Research on CRISPR-Cas9 Gene Editing Technology in Cancer Treatment

Abstract

Gene editing technology represents a pioneering biotechnology that leverages molecular tools to achieve efficient and precise modifications of the DNA sequences within a biological genome, enabling the regulation of gene functions or the enhancement of traits. As a component of bacterial adaptive immunity, CRISPR/Cas9 has swiftly emerged as a revolutionary gene editing tool in the life sciences, outperforming traditional zinc finger nucleases and TALEN technologies in terms of editing efficiency and cost-effectiveness.

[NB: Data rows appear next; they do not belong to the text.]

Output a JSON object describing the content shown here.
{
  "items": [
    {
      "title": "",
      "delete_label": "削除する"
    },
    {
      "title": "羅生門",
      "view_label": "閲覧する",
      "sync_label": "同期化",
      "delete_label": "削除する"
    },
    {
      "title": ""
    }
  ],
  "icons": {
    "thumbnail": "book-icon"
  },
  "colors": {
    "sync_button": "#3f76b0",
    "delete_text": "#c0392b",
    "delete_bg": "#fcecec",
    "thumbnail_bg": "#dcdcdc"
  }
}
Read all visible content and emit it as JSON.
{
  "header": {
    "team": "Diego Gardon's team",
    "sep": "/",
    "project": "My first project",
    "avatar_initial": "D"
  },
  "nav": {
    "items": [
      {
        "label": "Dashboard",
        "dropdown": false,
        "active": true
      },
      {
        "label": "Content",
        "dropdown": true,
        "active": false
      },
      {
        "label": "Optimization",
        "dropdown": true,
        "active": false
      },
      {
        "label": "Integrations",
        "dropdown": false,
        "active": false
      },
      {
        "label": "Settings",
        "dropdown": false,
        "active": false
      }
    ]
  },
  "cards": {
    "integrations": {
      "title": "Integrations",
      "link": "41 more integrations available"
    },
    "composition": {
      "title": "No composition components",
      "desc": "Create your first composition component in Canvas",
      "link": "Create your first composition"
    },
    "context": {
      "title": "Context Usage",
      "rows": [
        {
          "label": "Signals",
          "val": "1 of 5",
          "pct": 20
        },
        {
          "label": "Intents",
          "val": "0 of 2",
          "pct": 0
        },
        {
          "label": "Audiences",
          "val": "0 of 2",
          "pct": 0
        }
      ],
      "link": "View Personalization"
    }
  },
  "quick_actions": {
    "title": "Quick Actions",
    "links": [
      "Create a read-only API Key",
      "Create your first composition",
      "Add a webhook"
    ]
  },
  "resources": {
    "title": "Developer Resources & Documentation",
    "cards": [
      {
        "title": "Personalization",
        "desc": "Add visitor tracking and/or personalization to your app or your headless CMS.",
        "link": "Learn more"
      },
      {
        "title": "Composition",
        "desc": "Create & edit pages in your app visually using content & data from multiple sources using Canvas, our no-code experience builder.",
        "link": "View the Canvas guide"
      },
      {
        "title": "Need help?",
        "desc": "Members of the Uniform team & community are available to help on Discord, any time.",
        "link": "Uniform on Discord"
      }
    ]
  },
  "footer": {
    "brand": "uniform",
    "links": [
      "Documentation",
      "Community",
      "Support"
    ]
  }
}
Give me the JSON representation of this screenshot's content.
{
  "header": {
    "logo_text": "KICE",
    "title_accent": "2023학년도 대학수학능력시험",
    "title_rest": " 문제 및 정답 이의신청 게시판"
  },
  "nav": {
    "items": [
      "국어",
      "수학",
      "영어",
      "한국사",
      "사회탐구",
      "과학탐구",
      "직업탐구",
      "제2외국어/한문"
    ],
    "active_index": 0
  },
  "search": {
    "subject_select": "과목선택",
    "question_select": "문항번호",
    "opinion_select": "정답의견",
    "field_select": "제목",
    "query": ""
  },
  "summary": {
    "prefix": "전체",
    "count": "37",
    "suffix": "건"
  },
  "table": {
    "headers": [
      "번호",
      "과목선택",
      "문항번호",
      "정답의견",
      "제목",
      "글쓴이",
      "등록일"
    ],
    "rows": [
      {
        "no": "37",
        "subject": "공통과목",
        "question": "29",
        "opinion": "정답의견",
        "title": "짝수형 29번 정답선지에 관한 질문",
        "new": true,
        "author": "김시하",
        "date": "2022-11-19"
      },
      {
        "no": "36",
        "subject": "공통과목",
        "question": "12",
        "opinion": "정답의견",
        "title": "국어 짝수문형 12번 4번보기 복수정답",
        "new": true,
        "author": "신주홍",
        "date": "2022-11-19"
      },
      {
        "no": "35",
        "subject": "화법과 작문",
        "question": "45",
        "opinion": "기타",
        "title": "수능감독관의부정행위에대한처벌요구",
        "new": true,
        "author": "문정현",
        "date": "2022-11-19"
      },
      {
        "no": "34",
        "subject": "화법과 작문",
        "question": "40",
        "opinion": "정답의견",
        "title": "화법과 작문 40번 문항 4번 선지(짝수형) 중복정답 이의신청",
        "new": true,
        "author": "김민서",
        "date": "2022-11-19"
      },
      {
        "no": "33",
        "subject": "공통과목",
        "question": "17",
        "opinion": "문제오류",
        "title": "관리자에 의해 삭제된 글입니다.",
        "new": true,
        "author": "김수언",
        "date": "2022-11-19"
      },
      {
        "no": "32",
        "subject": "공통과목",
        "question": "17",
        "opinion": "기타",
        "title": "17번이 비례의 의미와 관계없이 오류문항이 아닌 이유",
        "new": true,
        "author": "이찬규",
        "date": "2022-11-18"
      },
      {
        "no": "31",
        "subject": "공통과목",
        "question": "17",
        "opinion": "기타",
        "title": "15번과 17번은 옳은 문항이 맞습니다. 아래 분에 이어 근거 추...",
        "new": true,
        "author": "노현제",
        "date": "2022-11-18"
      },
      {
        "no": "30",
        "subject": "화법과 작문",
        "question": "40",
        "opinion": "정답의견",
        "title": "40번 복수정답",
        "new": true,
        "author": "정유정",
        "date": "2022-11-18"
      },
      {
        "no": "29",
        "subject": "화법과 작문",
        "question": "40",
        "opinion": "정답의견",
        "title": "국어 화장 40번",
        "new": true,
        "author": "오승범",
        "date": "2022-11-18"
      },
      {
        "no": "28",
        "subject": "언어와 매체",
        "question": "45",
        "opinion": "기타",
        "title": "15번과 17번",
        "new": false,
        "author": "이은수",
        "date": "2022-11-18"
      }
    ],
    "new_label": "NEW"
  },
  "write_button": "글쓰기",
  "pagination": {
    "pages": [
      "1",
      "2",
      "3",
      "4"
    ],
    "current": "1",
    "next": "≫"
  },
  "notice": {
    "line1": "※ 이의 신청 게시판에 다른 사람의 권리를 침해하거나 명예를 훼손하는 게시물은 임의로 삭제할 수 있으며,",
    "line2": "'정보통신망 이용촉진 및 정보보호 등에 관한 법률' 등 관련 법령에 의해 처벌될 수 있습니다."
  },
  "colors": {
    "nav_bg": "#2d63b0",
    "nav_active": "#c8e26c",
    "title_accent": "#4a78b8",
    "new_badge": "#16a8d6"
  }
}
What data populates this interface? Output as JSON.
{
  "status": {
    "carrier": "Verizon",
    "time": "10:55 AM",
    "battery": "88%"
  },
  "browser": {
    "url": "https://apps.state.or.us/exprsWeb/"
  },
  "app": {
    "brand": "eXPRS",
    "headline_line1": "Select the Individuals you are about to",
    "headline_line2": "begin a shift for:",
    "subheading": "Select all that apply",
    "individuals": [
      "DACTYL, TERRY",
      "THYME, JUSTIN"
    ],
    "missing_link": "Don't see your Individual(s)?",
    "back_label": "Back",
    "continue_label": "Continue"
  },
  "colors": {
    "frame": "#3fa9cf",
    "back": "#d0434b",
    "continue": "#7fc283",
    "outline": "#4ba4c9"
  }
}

The CRISPR-Cas gene editing tool boasts not only robust functionality but also remarkable specificity and efficiency, facilitating accurate and rapid screening of the entire genome and enabling gene therapy for specific diseases. It has found widespread application in research pertaining to human disease treatment. In the realm of oncology, the CRISPR-Cas system can be employed to edit the genome and delve into the mechanisms underlying tumor initiation, progression, and metastasis. This article provides a comprehensive review of the advancements in CRISPR/Cas9 research pertaining to lung cancer, cervical cancer, pancreatic cancer, and bladder cancer, encompassing key target screening, elucidation of drug resistance mechanisms, development of gene therapy vectors, and clinical trial outcomes. Furthermore, it delves into its potential for clinical application and existing challenges, offering a theoretical foundation for future precision cancer research endeavors.